On Tuesday night after David Ortiz went hitless again, he wasn’t the happy and smiling face from his days as one of the league’s best sluggers when he flipped out on reporters.

“You guys wait ’til [expletive] happens, then you can talk [expletive]. Two [expletive] games, and already you [expletives] are going crazy.

“What’s up with that, man? [Expletive]. [Expletive] 160 games left. That’s a [expletive]. One of you [expletives] got to go ahead and hit for me.”

As my Red Sox friend Hurley pointed out, everyone always assumed that Ortiz played babysitter to Manny in Boston, but maybe it was the other way around?

I have long waited for the day David Ortiz was no longer able to hit a baseball consistently or with authority, but now that the day has come, it’s actually pretty sad. Don’t get me wrong, the only thing I hate about Fenway Park more than “Sweet Caroline,” which is also the only time I wish my name wasn’t Neil, are the “Papi” chants that pollute the air when David Ortiz steps in with runners in scoring position. But David Ortiz has been the heart of the Red Sox order for so long and is one of the few remaining players on the Red Sox from the heated battles of 2003 and 2004 that it’s almost like a piece of the rivalry dies as his power does too.

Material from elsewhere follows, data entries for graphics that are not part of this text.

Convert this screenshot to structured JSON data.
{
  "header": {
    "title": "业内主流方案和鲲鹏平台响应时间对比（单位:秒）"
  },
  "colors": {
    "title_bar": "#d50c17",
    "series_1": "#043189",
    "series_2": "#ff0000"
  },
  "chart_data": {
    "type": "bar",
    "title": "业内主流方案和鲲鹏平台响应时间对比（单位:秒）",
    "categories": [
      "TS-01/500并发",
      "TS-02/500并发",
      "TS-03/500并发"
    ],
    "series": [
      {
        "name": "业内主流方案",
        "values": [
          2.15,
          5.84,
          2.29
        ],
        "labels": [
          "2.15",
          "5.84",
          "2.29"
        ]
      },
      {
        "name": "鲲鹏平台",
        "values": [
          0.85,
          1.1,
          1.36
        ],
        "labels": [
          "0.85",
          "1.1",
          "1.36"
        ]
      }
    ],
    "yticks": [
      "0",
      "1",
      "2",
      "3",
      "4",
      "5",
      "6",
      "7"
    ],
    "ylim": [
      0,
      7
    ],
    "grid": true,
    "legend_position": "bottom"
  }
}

Ortiz drove in the only run for the Red Sox on Wednesday, but it was his only hit of the series in 11 at-bats. When the “Papi” chants began in the bottom of the eighth inning on Wednesday in a 1-1 game with Ortiz stepping in to face Chan Ho Park, for a second it felt like three years ago as the Fenway crowd tried to push the calendar back to 2007 hoping for some late-game heroics from Ortiz. But Ortiz’s alter ego “Big Papi” no longer exists, as Chan Ho Park needed just three pitches to strike out plain old David Ortiz and end the inning.

At some point in the very near future (I have the over/under set for May 1), David Ortiz won’t be the full-time DH for the Red Sox. At some point Theo Epstein and Terry Francona are going to have to let Mike Lowell play.

Maybe Mike Lowell hit on Terry Francona’s wife at the Christmas party or ran over Theo Epstein’s dog for them to treat him so poorly, but eventually they are going to have to realize that they are wasting $12 million on the bench while David Ortiz wastes at-bats. I love the mistreatment of Lowell that goes on with the Red Sox because it means less doubles off the Green Monster for the Red Sox and more strikeouts for the Yankees. But you’d have to think eventually enough will be enough.

This is the last year of Ortiz’s contract with the Red Sox with the team holding a $12.5 million option for 2011 that is unlikely to get picked up. As new faces Curtis Granderson, Randy Winn, Adrian Beltre, Mike Cameron, Marco Scutaro and John Lackey enter the rivalry to begin another chapter in Yankees-Red Sox history, the chapter on David Ortiz looks to be coming to an end. And even though he will take a piece of the rivalry with him, it’s safe to say he won’t be missed.